Do that 2-3 times weekly. You can tack it on to practically any workout you want. Within 3 months, you should be able to do chinups and pullups easily, provided your bodyfat is reasonable.
To be clear, this is obviously not a full back workout. Its a high frequency tactical routine that you can add into a program or make an adjustment to your current program if pullups/chinups are something you struggle with.
If you want a Back specialization program,get my Back training guide that produces total back development.
7. Inverted Rows-Also called reverse pushups, this movement is a horizontal pulling pattern. I consider these as important as chinups and pullups, and complete development of the back muscles demands you be able to do them.
Strength standard for both men 20 reps in one set. For women, 10 reps.
I prefer these done on a suspension trainer, although you can also do them with a barbell in a rack.
As its almost impossible to overtrain the upper back, I favor doing these 2-4 times weekly. Do 2 sets of failure each time, and your upper back (and posture) will improve immensely in strength and functionality.
8. 45 Degree Bodyweight Hyperextension-These are essentially a straight leg hip hinge, aka, they are a form of deadlifting, albeit with only your bodyweight.
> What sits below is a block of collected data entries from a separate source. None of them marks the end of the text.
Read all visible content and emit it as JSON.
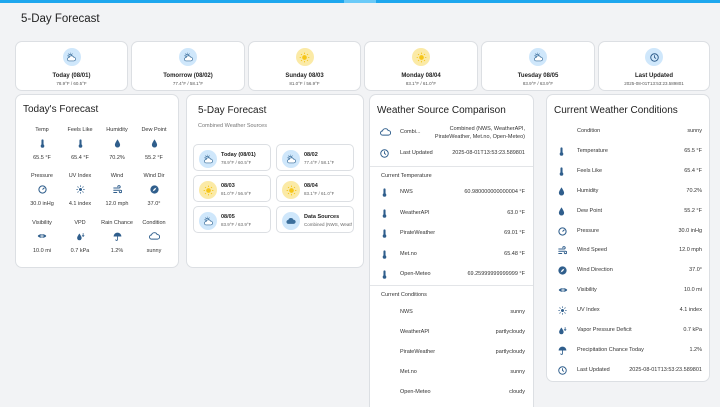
{
  "page_title": "5-Day Forecast",
  "colors": {
    "accent": "#1ea7ee",
    "icon": "#2f5e8c",
    "cloud_bg": "#cfe7fb",
    "sun_bg": "#fbeaa6"
  },
  "top_cards": [
    {
      "title": "Today (08/01)",
      "temps": "78.9°F / 60.5°F",
      "icon": "partly-cloudy-icon"
    },
    {
      "title": "Tomorrow (08/02)",
      "temps": "77.4°F / 58.1°F",
      "icon": "partly-cloudy-icon"
    },
    {
      "title": "Sunday 08/03",
      "temps": "81.0°F / 56.9°F",
      "icon": "sun-icon"
    },
    {
      "title": "Monday 08/04",
      "temps": "83.1°F / 61.0°F",
      "icon": "sun-icon"
    },
    {
      "title": "Tuesday 08/05",
      "temps": "83.9°F / 63.9°F",
      "icon": "partly-cloudy-icon"
    },
    {
      "title": "Last Updated",
      "temps": "2025-08-01T13:53:23.589801",
      "icon": "clock-icon"
    }
  ],
  "today": {
    "title": "Today's Forecast",
    "items": [
      {
        "label": "Temp",
        "value": "65.5 °F",
        "icon": "thermometer-icon"
      },
      {
        "label": "Feels Like",
        "value": "65.4 °F",
        "icon": "thermometer-icon"
      },
      {
        "label": "Humidity",
        "value": "70.2%",
        "icon": "droplet-icon"
      },
      {
        "label": "Dew Point",
        "value": "55.2 °F",
        "icon": "droplet-icon"
      },
      {
        "label": "Pressure",
        "value": "30.0 inHg",
        "icon": "gauge-icon"
      },
      {
        "label": "UV Index",
        "value": "4.1 index",
        "icon": "uv-icon"
      },
      {
        "label": "Wind",
        "value": "12.0 mph",
        "icon": "wind-icon"
      },
      {
        "label": "Wind Dir",
        "value": "37.0°",
        "icon": "compass-icon"
      },
      {
        "label": "Visibility",
        "value": "10.0 mi",
        "icon": "eye-icon"
      },
      {
        "label": "VPD",
        "value": "0.7 kPa",
        "icon": "vpd-icon"
      },
      {
        "label": "Rain Chance",
        "value": "1.2%",
        "icon": "rain-icon"
      },
      {
        "label": "Condition",
        "value": "sunny",
        "icon": "cloud-icon"
      }
    ]
  },
  "forecast": {
    "title": "5-Day Forecast",
    "subtitle": "Combined Weather Sources",
    "tiles": [
      {
        "title": "Today (08/01)",
        "temps": "78.9°F / 60.5°F",
        "icon": "partly-cloudy-icon"
      },
      {
        "title": "08/02",
        "temps": "77.4°F / 58.1°F",
        "icon": "partly-cloudy-icon"
      },
      {
        "title": "08/03",
        "temps": "81.0°F / 56.9°F",
        "icon": "sun-icon"
      },
      {
        "title": "08/04",
        "temps": "83.1°F / 61.0°F",
        "icon": "sun-icon"
      },
      {
        "title": "08/05",
        "temps": "83.9°F / 63.9°F",
        "icon": "partly-cloudy-icon"
      },
      {
        "title": "Data Sources",
        "temps": "Combined (NWS, WeatherAPI, PirateWeather, Met.no, Open-Meteo)",
        "icon": "cloud-icon"
      }
    ]
  },
  "comparison": {
    "title": "Weather Source Comparison",
    "combined_label": "Combi...",
    "combined_value_1": "Combined (NWS, WeatherAPI,",
    "combined_value_2": "PirateWeather, Met.no, Open-Meteo)",
    "last_updated_label": "Last Updated",
    "last_updated_value": "2025-08-01T13:53:23.589801",
    "temp_header": "Current Temperature",
    "temps": [
      {
        "label": "NWS",
        "value": "60.980000000000004 °F"
      },
      {
        "label": "WeatherAPI",
        "value": "63.0 °F"
      },
      {
        "label": "PirateWeather",
        "value": "69.01 °F"
      },
      {
        "label": "Met.no",
        "value": "65.48 °F"
      },
      {
        "label": "Open-Meteo",
        "value": "69.25999999999999 °F"
      }
    ],
    "cond_header": "Current Conditions",
    "conditions": [
      {
        "label": "NWS",
        "value": "sunny"
      },
      {
        "label": "WeatherAPI",
        "value": "partlycloudy"
      },
      {
        "label": "PirateWeather",
        "value": "partlycloudy"
      },
      {
        "label": "Met.no",
        "value": "sunny"
      },
      {
        "label": "Open-Meteo",
        "value": "cloudy"
      }
    ]
  },
  "current": {
    "title": "Current Weather Conditions",
    "rows": [
      {
        "label": "Condition",
        "value": "sunny",
        "icon": ""
      },
      {
        "label": "Temperature",
        "value": "65.5 °F",
        "icon": "thermometer-icon"
      },
      {
        "label": "Feels Like",
        "value": "65.4 °F",
        "icon": "thermometer-icon"
      },
      {
        "label": "Humidity",
        "value": "70.2%",
        "icon": "droplet-icon"
      },
      {
        "label": "Dew Point",
        "value": "55.2 °F",
        "icon": "droplet-icon"
      },
      {
        "label": "Pressure",
        "value": "30.0 inHg",
        "icon": "gauge-icon"
      },
      {
        "label": "Wind Speed",
        "value": "12.0 mph",
        "icon": "wind-icon"
      },
      {
        "label": "Wind Direction",
        "value": "37.0°",
        "icon": "compass-icon"
      },
      {
        "label": "Visibility",
        "value": "10.0 mi",
        "icon": "eye-icon"
      },
      {
        "label": "UV Index",
        "value": "4.1 index",
        "icon": "uv-icon"
      },
      {
        "label": "Vapor Pressure Deficit",
        "value": "0.7 kPa",
        "icon": "vpd-icon"
      },
      {
        "label": "Precipitation Chance Today",
        "value": "1.2%",
        "icon": "rain-icon"
      },
      {
        "label": "Last Updated",
        "value": "2025-08-01T13:53:23.589801",
        "icon": "clock-icon"
      }
    ]
  }
}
As your posterior chain strength is the critical in how gravity ages you, getting "good" at these is of paramount importance. Done properly, these are hamstring and glute exercise, you move from the back of the thights, NOT the low back. Your low back is worked isometrically, it should not be flexing and extending.
The strength standard is 50 reps in one set. To build up to this, simply do 2 sets of them, twice weekly, and gradually work your way up in rep range. When you can readily do 2 sets of 20-30 reps, 1x50 will be highly doable
9. Dips-Dips are falsely characterized as being bad for your shoulders On the contrary, dips are not bad for your shoulders, your shoulders are bad at doing dips. If you lose the ability to do these, you wrecked your shoulder health. Dips demonstrate rotator cuff strength, flexibility, shoulder blade mobility, and an overall healthy shoulder and elbow joint
Strength standard for men-30 in one set, EASY. For women, 10 in one set, EASY.
Can't do them? Start with the machine version, and also train your front delts and triceps with isolation exercises. Pushups will help as well. If your shoulder health is poor (weak rotator cuff, tight chest, limited mobility) then stretching and even soft tissue work may be necessary.
10. Sprinting-This a Yes or a No, and its not a question of how fast can you sprint, but CAN you sprint? If you can sprint well, that represents
-your upper and lower body work as an integrated unit
-your gait is efficient and biomechanically sound
-your length/tension relationship between the muscles of your lower body are in proper balance
-your feet and ankles are functional
-your hips are healthy
-your cardiovascular system is capable of high intensity activity
Again, this does NOT mean you will be fast, its simply the Yes/No scenario of can you or can't you. If sprinting leads you immediately pull a hamstring, or your gait pattern is terrible and it hurts your knees, back, etc, you are not a functional person.